FOS Architecture

Red Hat Linux 6.2: The Official Red Hat High Availability Server Installation Guide
Prev	Chapter 7. Failover Services (FOS)	Next

Primary and Backup Nodes

A node in an FOS cluster is defined as being either a primary or a backup system. The two types operate identically except in two situations:

In cases where both nodes of a two node cluster attempt to declare themselves as actively providing services (a quorum tie), the primary node will always win the stalemate and force the backup system to become an inactive standby.
An FOS cluster will always have a primary node; there are no configuration options to eliminate it. If a single-node cluster is defined (a configuration allowed by Piranha for use with other components, but of no value in an FOS setup), then that single node must be configured as a primary. Note that this is not the same situation as when a two node cluster has one node down — in that case the remaining node will be either a primary or backup, depending on which node failed, and which is still running.

Cluster Node States

All nodes in a running FOS cluster will be operating in one of the following states at any point in time:

Table 7-1. FOS Node States

State	Description
Active	The node is providing the configured IP services to the public users. Only one node in an FOS cluster is allowed to be the active node at any point in time.
Inactive	The node is acting as a standby system while the other node (sometimes referred to as its partner) is active. The inactive node monitors the services on the active node, and will become the active node if it detects one of those services failing to respond.
Dead	The node is down, or its services are non-responsive.

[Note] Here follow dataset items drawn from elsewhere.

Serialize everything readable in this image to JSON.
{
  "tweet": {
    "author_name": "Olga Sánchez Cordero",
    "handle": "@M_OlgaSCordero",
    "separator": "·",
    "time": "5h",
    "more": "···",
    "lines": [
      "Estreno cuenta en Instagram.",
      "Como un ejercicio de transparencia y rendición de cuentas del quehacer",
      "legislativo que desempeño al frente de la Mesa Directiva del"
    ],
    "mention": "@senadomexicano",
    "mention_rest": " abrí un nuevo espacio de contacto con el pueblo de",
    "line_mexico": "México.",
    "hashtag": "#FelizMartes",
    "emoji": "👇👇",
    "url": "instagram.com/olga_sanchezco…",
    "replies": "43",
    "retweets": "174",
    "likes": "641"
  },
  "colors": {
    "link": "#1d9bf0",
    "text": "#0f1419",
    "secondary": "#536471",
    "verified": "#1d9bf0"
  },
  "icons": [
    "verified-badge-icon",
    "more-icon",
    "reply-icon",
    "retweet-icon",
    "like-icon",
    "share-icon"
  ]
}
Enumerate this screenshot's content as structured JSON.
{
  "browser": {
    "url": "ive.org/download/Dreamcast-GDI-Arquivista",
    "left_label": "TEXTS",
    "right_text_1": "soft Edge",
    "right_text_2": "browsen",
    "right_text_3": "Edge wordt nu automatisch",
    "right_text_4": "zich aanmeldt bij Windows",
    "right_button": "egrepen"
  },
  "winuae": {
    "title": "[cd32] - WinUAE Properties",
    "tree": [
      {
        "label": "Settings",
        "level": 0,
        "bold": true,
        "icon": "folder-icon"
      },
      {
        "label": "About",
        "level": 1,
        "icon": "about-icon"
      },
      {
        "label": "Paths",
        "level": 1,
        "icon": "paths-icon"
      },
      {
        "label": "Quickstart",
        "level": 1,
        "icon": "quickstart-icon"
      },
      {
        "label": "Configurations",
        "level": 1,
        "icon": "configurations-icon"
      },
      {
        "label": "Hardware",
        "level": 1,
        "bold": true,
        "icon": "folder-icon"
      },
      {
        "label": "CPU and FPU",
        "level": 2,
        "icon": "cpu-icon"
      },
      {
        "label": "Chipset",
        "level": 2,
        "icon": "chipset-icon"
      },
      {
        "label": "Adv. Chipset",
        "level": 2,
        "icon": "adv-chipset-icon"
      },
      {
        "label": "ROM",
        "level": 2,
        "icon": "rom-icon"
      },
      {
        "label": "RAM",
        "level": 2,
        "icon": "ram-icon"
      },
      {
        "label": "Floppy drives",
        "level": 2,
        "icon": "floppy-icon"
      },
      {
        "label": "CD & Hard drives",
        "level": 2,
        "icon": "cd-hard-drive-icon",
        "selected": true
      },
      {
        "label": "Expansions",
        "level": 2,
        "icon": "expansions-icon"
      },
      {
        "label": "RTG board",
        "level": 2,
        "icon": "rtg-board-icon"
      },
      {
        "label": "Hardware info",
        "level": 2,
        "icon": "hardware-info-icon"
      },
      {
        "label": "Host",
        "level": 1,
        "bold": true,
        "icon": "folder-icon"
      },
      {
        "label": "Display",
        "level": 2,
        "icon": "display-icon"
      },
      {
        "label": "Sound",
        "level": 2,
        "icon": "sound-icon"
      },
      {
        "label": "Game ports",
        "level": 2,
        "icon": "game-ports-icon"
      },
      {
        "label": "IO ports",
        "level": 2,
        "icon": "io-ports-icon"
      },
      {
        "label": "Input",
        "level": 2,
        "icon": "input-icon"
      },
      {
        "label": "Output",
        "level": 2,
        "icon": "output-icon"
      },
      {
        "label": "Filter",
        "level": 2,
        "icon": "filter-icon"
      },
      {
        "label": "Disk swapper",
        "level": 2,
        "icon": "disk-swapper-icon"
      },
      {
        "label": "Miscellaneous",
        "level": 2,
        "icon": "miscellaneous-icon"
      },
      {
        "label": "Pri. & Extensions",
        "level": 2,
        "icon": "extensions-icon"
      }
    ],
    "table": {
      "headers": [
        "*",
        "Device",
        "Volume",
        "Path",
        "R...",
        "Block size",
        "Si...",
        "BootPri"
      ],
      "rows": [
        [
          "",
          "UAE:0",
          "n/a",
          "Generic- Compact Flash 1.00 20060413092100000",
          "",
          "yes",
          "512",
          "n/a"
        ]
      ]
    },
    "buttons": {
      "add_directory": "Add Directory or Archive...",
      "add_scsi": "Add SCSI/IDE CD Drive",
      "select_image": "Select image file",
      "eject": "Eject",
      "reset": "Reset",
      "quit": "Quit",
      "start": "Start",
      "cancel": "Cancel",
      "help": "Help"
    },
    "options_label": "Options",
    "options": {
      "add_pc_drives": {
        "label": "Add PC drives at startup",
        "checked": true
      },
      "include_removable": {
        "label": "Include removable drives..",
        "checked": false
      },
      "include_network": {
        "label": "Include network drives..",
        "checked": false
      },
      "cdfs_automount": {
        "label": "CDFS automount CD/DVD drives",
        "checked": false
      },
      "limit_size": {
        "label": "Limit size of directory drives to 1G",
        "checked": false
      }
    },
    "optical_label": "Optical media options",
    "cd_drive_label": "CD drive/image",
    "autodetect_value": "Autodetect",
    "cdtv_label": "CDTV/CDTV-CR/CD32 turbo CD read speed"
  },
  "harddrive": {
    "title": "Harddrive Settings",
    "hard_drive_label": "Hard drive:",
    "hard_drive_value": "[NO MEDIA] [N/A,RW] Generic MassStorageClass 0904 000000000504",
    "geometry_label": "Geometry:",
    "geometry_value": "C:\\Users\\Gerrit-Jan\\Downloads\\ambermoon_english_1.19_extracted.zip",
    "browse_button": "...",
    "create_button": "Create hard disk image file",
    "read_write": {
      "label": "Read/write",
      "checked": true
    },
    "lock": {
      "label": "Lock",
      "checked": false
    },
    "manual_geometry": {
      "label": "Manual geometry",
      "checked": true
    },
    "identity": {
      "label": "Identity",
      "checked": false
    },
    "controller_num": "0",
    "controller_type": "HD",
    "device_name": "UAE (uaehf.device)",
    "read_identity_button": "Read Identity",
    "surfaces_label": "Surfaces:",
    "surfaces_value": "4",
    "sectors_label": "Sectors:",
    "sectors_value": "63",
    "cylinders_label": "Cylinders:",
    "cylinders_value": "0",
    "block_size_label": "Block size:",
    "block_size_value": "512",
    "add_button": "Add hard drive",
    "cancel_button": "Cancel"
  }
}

Each of the cluster nodes send a periodic heartbeat message to the network, with an indication of whether that node is currently active or inactive. Each node expects to see a heartbeat message from its partner. If it is not received, this is considered a failure of that system and may result in a failover of services. This test is independent of the IP service monitoring.

When the inactive node fails to see the heartbeat of the active node, it treats the missing heartbeat as indicating a cluster failure, and will perform a failover of all services. If the active node fails to see a heartbeat from the inactive node, the inactive system is logged as being unavailable for failover, while the services continue normal operation on the active node.

Virtual IP (VIP) Addresses

Failover in an FOS cluster is accomplished through the use of VIP (Virtual IP) addresses. They are virtual because they exist as additional IP addresses to the node's regular host IP address. In other words, a node can have multiple IP addresses, all on the same network interface. A node can be accessed by its VIP address(es) as well as by its regular host address.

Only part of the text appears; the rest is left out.